While I freely admit that I absolutely have it in for the BBC, I've got better things to do than write posts about them every five minutes - but they just keep walking into it. This morning the UK's Telegraph reports that the Beeb has dropped plans to film an episode of its hospital drama Casualty featuring an attack by a Muslim suicide bomber.
Senior BBC executives, reports the Telegraph, "had discussed the plotline in a development meeting but were overruled by the corporation's editorial guidelines department amid fears it would cause offence".
This would be fair enough if the BBC didn't want to offend anyone, ever; but this is the same BBC that brings you the spy drama Spooks, which has featured evil CIA agents, evil Israelis and evil anti-abortion activists among its gallery of villains.

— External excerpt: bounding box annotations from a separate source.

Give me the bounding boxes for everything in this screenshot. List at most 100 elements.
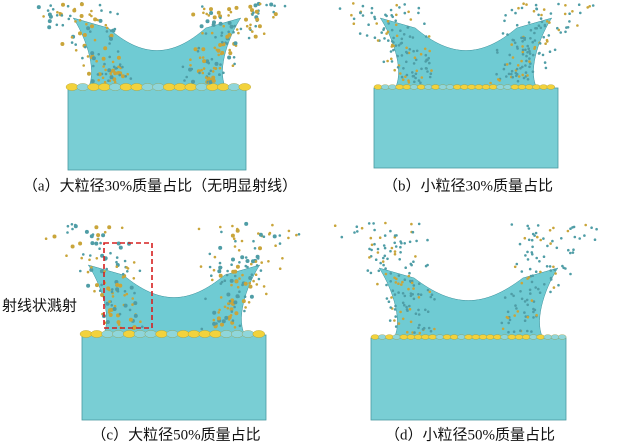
- spray-particle: [594, 238, 597, 241]
- spray-particle: [202, 56, 205, 59]
- spray-particle: [121, 227, 124, 230]
- spray-particle: [52, 8, 55, 11]
- spray-particle: [119, 63, 122, 66]
- spray-particle: [298, 233, 301, 236]
- spray-particle: [107, 68, 111, 72]
- spray-particle: [227, 56, 231, 60]
- spray-particle: [586, 6, 589, 9]
- spray-particle: [92, 65, 95, 68]
- spray-particle: [532, 70, 535, 73]
- spray-particle: [390, 58, 393, 61]
- spray-particle: [258, 278, 261, 281]
- spray-particle: [109, 72, 112, 75]
- spray-particle: [100, 9, 103, 12]
- spray-particle: [108, 42, 111, 45]
- spray-particle: [414, 77, 417, 80]
- spray-particle: [85, 230, 89, 234]
- spray-particle: [246, 259, 250, 263]
- surface-particle: [242, 330, 254, 337]
- spray-particle: [526, 299, 529, 302]
- spray-particle: [397, 291, 400, 294]
- spray-particle: [274, 244, 277, 247]
- spray-particle: [398, 274, 401, 277]
- spray-particle: [263, 235, 266, 238]
- spray-particle: [219, 17, 222, 20]
- spray-particle: [538, 24, 541, 27]
- spray-particle: [395, 245, 398, 248]
- spray-particle: [374, 36, 377, 39]
- spray-particle: [359, 11, 362, 14]
- spray-particle: [428, 327, 431, 330]
- surface-particle: [504, 85, 512, 90]
- target-block: [68, 88, 246, 170]
- spray-particle: [236, 294, 240, 298]
- spray-particle: [571, 10, 574, 13]
- spray-particle: [546, 20, 549, 23]
- spray-particle: [534, 46, 537, 49]
- spray-particle: [220, 51, 224, 55]
- spray-particle: [394, 250, 397, 253]
- spray-particle: [386, 297, 389, 300]
- spray-particle: [232, 64, 235, 67]
- surface-particle: [457, 335, 465, 340]
- spray-particle: [534, 27, 537, 30]
- spray-particle: [66, 231, 69, 234]
- spray-particle: [224, 306, 227, 309]
- spray-particle: [391, 40, 394, 43]
- spray-particle: [516, 68, 519, 71]
- spray-particle: [489, 82, 492, 85]
- spray-particle: [100, 284, 103, 287]
- spray-particle: [402, 318, 405, 321]
- spray-particle: [560, 237, 563, 240]
- surface-particle: [493, 335, 501, 340]
- spray-particle: [72, 9, 76, 13]
- spray-particle: [107, 79, 110, 82]
- spray-particle: [395, 44, 398, 47]
- spray-particle: [116, 256, 119, 259]
- spray-particle: [557, 284, 560, 287]
- surface-particle: [120, 83, 132, 90]
- spray-particle: [71, 223, 74, 226]
- spray-particle: [535, 270, 538, 273]
- spray-particle: [102, 65, 105, 68]
- spray-particle: [405, 47, 408, 50]
- spray-particle: [258, 246, 262, 250]
- spray-particle: [105, 73, 108, 76]
- spray-particle: [361, 227, 364, 230]
- spray-particle: [226, 293, 230, 297]
- surface-particle: [558, 335, 566, 340]
- spray-particle: [513, 330, 516, 333]
- spray-particle: [584, 224, 587, 227]
- spray-particle: [216, 49, 219, 52]
- spray-particle: [248, 27, 251, 30]
- spray-particle: [394, 293, 397, 296]
- spray-particle: [399, 311, 402, 314]
- spray-particle: [505, 75, 508, 78]
- spray-particle: [121, 66, 124, 69]
- spray-particle: [90, 241, 94, 245]
- spray-particle: [201, 32, 204, 35]
- spray-particle: [219, 22, 223, 26]
- surface-particle: [508, 335, 516, 340]
- spray-particle: [279, 234, 282, 237]
- spray-particle: [112, 61, 115, 64]
- spray-particle: [535, 4, 538, 7]
- spray-particle: [228, 21, 232, 25]
- spray-particle: [403, 33, 406, 36]
- spray-particle: [214, 47, 217, 50]
- spray-particle: [85, 23, 88, 26]
- spray-particle: [377, 39, 380, 42]
- spray-particle: [202, 72, 205, 75]
- spray-particle: [384, 267, 387, 270]
- spray-particle: [554, 272, 557, 275]
- spray-particle: [516, 46, 519, 49]
- surface-particle: [228, 83, 240, 90]
- spray-particle: [117, 66, 120, 69]
- spray-particle: [219, 274, 223, 278]
- spray-particle: [533, 10, 536, 13]
- spray-particle: [241, 274, 244, 277]
- surface-particle: [400, 335, 408, 340]
- spray-particle: [375, 22, 378, 25]
- spray-particle: [200, 24, 204, 28]
- spray-particle: [227, 7, 231, 11]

Now, even given my general loathing of the BBC, there's a special dark, dank corner in the pits of my heart reserved for Casualty. The show is melodrama at its worst: badly written and badly acted, while at the same time being painfully earnest and 'issue-driven'; and on top of all that, when I lived in a part of Bristol (in South-west England) where they did a lot of location filming for the show they used to close roads and tow residents' cars away with impunity. And one of the blokes in the props department owes me £500. However, the people who watch this drivel are the sort of people who don't read books, or newspaper articles that aren't about celebrities; in other words they're the kind of people who, if they're ever going to learn about Islamic extremism, will have to learn about it from a second-rate TV drama. And if the BBC has its way, that's never going to happen.
Mind you, even if they had made the show, the suicide bomber would doubtless have come across as a sympathetic figure driven to extremism by British and American foreign policy, so maybe we had a lucky escape after all.
The Telegraph has a slightly less personal editorial on the subject.